Novell has never licensed the communications protocols made available for the Windows desktop because the terms were too restrictive and expensive, Lowry said. Novell may not bother licensing the new server protocols in Europe if the terms remain cost prohibitive. Still, Novell is not ready to pronounce what steps it will take or whether the order will help Novell's Linux desktop or server compete against Windows server in the European market.

Samba, the open-source project whose file and print server competes with Microsoft's Windows server operating system, said it would be interested in licensing protocols related to Windows replication, searching and remote communication. For the time being, however, Samba remains in a similar position of uncertainty.

Jeremy Allison, a key developer on the Samba project, said the ruling "is meaningless" if royalties must be paid for each copy that uses the protocol because of the terms imposed by the General Public License.

"If Microsoft is allowed to keep charging royalties, then the European Commission has just wasted a big amount of money and everyone's time," Allison told CRN. "Microsoft is using that as their method of preventing [the code] from being exposed to any real competitor."

On the other hand, more favorable terms would allow developers like Samba to improve out-of-the-box interoperability with Windows client and server software. Developers, for instance, could create Active Directory-compatible directory servers, allowing Windows clients to easily talk to any directory server without additional software.

Samba is preparing Samba 4.0, for release next year, to support Microsoft Active Directory. The open-source group would be interested in licensing server protocols that look up user privileges, execute group policies and perform other enterprise file-serving tasks that Windows clients currently use, Allison said.

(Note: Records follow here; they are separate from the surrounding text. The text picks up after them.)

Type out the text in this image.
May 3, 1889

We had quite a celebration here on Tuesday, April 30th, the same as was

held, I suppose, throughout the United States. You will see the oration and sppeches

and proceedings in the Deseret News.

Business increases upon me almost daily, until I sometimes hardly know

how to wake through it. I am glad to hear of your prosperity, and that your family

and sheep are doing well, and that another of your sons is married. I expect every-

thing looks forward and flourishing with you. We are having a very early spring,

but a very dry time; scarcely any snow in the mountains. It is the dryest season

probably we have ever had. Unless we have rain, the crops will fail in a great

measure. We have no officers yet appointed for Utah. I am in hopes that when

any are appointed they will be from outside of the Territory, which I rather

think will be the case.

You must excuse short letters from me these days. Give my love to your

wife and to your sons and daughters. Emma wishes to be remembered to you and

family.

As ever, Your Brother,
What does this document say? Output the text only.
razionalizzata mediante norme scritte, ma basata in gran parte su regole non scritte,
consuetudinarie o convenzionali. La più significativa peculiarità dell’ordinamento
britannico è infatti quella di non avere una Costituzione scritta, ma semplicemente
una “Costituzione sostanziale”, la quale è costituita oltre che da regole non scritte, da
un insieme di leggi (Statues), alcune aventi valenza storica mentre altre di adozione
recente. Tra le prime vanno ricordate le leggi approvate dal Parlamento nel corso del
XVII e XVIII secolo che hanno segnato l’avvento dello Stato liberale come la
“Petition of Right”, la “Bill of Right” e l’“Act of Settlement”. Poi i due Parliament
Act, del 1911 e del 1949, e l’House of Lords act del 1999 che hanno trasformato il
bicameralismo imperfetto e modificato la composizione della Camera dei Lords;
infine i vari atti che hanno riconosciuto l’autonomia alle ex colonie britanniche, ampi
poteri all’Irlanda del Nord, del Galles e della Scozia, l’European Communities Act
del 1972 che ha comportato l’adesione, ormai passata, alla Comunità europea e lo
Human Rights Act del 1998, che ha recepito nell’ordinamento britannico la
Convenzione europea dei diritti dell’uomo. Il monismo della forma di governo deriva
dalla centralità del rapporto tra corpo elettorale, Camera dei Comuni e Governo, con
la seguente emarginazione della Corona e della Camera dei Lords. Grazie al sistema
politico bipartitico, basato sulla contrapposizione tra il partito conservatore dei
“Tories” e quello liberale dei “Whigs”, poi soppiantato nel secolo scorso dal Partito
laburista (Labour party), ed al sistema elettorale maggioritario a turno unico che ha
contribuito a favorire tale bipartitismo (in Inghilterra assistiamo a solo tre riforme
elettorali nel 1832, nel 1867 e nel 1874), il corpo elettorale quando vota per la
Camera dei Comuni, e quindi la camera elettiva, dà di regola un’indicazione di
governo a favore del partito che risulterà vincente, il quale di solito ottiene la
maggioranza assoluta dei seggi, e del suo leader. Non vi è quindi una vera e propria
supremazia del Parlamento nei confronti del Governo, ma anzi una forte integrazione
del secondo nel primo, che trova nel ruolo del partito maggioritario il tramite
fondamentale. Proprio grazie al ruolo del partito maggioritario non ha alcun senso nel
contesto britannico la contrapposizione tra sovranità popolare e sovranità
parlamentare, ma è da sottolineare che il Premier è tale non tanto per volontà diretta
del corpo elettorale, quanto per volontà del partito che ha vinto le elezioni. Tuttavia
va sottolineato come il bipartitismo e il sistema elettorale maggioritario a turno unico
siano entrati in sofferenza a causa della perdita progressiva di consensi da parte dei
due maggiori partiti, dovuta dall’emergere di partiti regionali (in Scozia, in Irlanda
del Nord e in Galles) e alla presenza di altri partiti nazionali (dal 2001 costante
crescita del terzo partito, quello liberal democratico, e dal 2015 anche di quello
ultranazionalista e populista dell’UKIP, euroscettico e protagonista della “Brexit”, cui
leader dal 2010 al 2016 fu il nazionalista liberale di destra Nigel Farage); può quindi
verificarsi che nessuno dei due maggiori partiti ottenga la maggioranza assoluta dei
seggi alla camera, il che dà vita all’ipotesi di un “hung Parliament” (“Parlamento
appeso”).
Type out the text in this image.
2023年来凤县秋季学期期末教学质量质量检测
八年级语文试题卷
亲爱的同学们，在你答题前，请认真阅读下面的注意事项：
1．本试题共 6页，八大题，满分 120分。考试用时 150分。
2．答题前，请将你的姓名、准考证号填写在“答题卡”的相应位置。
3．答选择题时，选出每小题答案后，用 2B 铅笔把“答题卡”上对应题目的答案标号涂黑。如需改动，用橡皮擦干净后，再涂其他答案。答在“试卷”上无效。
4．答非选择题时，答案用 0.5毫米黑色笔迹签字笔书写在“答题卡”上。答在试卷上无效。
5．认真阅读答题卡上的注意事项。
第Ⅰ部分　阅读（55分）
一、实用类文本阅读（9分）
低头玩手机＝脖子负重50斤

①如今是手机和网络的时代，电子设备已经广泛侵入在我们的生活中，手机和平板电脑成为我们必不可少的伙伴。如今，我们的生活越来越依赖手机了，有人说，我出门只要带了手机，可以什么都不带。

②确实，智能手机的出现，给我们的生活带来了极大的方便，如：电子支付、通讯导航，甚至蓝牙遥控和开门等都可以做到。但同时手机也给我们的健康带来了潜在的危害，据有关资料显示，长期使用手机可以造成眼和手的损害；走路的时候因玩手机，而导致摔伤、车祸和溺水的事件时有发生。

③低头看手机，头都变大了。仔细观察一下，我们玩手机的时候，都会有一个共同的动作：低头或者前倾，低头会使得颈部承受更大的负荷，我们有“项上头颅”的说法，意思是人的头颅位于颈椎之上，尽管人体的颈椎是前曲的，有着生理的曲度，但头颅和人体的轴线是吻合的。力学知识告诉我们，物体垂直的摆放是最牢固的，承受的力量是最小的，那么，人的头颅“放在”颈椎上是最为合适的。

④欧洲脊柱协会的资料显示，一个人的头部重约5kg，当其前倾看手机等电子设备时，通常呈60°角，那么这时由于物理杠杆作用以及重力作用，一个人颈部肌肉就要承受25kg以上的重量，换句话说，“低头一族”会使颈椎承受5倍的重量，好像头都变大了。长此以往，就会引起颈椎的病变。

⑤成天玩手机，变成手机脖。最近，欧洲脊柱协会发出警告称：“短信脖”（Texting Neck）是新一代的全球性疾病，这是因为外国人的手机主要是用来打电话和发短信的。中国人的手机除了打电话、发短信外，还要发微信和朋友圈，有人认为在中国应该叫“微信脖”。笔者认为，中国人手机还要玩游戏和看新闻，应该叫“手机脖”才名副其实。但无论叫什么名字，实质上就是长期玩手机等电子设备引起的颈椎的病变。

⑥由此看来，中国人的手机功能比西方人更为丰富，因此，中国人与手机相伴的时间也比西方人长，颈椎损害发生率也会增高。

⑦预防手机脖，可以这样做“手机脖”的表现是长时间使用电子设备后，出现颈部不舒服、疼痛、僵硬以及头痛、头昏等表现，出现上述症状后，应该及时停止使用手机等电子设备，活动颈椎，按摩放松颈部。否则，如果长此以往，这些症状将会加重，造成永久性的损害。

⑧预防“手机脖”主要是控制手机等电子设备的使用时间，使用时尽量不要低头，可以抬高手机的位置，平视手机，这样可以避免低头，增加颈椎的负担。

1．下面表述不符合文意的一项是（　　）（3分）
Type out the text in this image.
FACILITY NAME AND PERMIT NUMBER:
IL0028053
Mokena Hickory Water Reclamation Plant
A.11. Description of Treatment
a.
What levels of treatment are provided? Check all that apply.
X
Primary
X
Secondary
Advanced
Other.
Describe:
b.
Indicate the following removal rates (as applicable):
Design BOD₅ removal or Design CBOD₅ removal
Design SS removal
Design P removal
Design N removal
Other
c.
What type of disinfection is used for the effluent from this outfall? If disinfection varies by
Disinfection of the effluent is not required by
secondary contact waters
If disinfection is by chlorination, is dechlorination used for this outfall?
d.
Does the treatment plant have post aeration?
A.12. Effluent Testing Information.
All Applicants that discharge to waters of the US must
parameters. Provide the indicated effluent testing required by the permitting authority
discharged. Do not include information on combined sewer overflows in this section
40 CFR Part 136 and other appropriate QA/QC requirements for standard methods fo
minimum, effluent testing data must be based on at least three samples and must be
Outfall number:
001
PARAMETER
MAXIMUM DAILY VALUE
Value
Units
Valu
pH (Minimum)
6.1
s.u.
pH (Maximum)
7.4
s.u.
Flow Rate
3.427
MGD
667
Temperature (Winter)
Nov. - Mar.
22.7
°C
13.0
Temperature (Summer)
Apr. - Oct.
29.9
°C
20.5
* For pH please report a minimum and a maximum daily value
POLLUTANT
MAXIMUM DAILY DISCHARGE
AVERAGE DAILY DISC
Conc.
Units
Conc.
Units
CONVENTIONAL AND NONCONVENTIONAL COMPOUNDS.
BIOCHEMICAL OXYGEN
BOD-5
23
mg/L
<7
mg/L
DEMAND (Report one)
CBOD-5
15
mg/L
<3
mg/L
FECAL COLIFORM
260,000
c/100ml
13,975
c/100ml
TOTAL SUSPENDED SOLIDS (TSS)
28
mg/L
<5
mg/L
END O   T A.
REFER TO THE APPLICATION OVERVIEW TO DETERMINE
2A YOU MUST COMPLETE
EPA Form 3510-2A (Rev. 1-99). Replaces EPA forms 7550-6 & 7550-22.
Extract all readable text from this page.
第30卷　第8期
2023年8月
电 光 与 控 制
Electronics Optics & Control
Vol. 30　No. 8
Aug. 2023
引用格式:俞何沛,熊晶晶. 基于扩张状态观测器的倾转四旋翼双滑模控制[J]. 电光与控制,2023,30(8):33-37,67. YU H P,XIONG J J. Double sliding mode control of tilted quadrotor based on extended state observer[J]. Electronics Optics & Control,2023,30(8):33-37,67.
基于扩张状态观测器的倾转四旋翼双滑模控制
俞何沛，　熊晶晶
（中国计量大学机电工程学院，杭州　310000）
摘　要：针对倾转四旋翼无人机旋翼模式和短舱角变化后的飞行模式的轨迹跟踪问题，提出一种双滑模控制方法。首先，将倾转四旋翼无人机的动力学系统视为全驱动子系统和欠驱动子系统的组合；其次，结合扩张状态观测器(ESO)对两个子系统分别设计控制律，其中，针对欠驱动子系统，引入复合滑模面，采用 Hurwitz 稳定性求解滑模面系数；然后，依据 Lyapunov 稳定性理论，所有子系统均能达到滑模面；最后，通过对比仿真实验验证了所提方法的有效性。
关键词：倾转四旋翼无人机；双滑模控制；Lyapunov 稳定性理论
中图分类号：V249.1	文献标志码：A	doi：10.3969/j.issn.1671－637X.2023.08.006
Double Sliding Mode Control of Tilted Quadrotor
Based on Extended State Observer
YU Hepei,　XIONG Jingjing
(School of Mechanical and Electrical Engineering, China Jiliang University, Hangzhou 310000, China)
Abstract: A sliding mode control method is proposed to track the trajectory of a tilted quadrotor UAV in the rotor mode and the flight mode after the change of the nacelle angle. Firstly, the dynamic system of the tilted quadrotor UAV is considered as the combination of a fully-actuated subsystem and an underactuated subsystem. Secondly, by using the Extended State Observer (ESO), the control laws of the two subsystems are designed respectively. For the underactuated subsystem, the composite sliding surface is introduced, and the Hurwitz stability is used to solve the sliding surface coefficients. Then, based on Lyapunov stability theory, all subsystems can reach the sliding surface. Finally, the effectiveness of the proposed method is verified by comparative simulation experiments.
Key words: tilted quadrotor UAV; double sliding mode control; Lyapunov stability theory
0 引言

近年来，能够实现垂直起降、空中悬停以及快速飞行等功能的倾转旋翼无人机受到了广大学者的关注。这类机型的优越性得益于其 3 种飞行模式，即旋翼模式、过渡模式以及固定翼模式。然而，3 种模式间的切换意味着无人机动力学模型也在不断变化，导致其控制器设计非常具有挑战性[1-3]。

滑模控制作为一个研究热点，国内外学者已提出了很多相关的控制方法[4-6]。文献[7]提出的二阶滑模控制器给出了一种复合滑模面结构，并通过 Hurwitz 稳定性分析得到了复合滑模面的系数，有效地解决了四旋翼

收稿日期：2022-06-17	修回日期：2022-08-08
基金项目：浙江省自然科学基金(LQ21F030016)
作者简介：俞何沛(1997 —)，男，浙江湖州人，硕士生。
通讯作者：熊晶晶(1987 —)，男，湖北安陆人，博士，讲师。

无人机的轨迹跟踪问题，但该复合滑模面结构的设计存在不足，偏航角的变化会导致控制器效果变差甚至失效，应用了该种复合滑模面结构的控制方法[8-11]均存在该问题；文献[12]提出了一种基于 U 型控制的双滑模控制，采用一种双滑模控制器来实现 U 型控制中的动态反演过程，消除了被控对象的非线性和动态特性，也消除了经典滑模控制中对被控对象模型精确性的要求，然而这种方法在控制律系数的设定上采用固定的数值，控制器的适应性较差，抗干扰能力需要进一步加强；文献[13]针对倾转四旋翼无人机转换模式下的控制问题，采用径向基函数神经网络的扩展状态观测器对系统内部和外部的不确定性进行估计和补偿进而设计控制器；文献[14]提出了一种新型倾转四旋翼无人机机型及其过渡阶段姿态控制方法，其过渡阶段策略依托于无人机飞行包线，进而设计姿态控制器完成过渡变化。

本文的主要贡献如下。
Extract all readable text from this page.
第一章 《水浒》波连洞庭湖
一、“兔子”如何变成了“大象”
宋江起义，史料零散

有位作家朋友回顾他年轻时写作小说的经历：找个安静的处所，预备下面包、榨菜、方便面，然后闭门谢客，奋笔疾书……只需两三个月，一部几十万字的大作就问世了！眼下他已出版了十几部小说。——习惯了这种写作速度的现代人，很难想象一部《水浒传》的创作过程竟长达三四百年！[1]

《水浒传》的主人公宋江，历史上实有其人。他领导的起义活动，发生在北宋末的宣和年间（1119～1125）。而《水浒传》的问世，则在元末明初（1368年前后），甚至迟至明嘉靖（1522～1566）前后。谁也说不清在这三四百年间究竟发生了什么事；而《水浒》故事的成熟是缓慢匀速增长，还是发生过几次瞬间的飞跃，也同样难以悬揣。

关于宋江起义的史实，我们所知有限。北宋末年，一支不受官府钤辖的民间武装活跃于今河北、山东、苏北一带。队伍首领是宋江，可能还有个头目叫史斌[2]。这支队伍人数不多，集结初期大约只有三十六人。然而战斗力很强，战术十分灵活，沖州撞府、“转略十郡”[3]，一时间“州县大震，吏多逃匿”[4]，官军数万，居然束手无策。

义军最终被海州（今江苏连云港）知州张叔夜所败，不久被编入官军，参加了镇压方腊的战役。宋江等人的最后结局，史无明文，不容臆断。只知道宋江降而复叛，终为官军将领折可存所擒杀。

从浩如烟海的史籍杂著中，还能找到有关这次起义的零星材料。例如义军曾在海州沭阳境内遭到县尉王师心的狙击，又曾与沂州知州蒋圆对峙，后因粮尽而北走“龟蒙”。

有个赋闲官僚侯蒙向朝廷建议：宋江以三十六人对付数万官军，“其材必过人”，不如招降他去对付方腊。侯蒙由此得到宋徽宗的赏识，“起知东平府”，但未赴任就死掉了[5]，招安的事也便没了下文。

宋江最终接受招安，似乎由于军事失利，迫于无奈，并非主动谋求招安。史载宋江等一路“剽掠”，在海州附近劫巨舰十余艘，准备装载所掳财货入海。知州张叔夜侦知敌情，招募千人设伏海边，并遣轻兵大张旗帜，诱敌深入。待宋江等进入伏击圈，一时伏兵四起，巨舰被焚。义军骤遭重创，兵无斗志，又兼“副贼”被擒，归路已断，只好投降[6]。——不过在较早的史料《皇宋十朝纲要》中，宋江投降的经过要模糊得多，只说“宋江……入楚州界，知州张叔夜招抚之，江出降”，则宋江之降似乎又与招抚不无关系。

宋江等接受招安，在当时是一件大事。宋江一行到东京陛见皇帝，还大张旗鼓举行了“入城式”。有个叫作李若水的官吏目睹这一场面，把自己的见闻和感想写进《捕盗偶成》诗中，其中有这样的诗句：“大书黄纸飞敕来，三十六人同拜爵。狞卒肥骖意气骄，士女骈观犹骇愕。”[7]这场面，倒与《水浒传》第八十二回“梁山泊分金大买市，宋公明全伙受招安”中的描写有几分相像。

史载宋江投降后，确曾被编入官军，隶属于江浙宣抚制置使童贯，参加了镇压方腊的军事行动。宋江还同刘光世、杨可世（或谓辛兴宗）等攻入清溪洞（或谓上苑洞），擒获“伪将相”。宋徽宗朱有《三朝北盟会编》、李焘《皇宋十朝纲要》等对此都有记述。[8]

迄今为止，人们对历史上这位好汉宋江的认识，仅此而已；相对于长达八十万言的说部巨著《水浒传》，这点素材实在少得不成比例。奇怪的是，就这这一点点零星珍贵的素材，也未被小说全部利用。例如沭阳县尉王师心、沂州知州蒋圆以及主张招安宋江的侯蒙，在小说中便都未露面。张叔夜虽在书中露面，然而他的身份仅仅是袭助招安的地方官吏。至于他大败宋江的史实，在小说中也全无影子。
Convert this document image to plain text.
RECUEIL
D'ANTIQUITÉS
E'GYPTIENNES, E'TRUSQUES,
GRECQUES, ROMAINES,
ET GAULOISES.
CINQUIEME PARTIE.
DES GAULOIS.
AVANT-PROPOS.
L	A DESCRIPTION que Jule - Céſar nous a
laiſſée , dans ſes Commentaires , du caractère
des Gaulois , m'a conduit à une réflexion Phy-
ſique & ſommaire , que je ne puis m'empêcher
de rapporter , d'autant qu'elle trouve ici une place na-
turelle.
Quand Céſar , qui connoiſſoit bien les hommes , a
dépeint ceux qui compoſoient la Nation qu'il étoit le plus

According to the 90-page decision issued Wednesday, Microsoft has 120 days to release specifications for the protocols used by the Windows server to deliver file and print services and "user administration services," including the Windows Domain Controller services, Active Directory services and Group Policy services to the Windows client. Brad Smith, Microsoft's chief legal counsel, said during a press conference Wednesday that for "common sense" reasons, the European Commission is not forcing Microsoft to divulge its intellectual property to competitors at no cost.

The Redmond, Wash., software giant pointed out that Sun Microsystems, the most significant competitor involved in the European case, has access to its server protocols following a major settlement the pair arrived at last April. Microsoft also claimed that Novell, another major competitor involved in the European case, did not require Microsoft to license server protocols more liberally as part of a settlement those two companies reached last month. Smith acknowledged that Microsoft plans to impose royalties, even though it would impact backers of free software, which adhere to the GPL.

As ISVs and developers wait to view terms and conditions for the server protocols, others in the channel are assessing how to prepare for the new Windows offering through distribution.

Softchoice, a Microsoft large account reseller and partner in Toronto, said the decision will have little impact on PC-Ware, its European partner that serves North American customers across the pond.

"It doesn't mean much," said Nick Foster, vice president of marketing at Softchoice. "It's just another SKU and that might add more complexity into licensing agreements, but how many businesses use [the Windows] Media Player anyway?"

Wall Street firms took the order in stride. Charles Di Bona, a financial analyst for Sanford Bernstein, noted that many of the communications protocols have been released as part of the U.S. antitrust settlement, and that any new protocols would have little impact on competition.

"While the headline value of the court's ruling may have a slight negative effect on Microsoft's stock, we believe that the practical implications of the ruling are minimal," wrote Di Bona in a report issued today. "The two versions [of Windows] will in fact be priced the same, eliminating any top-line impact. Any incremental disclosures [of new server communication protocols] must be assessed on a case-by-case basis, but we suspect the true competitive impacts will be modest."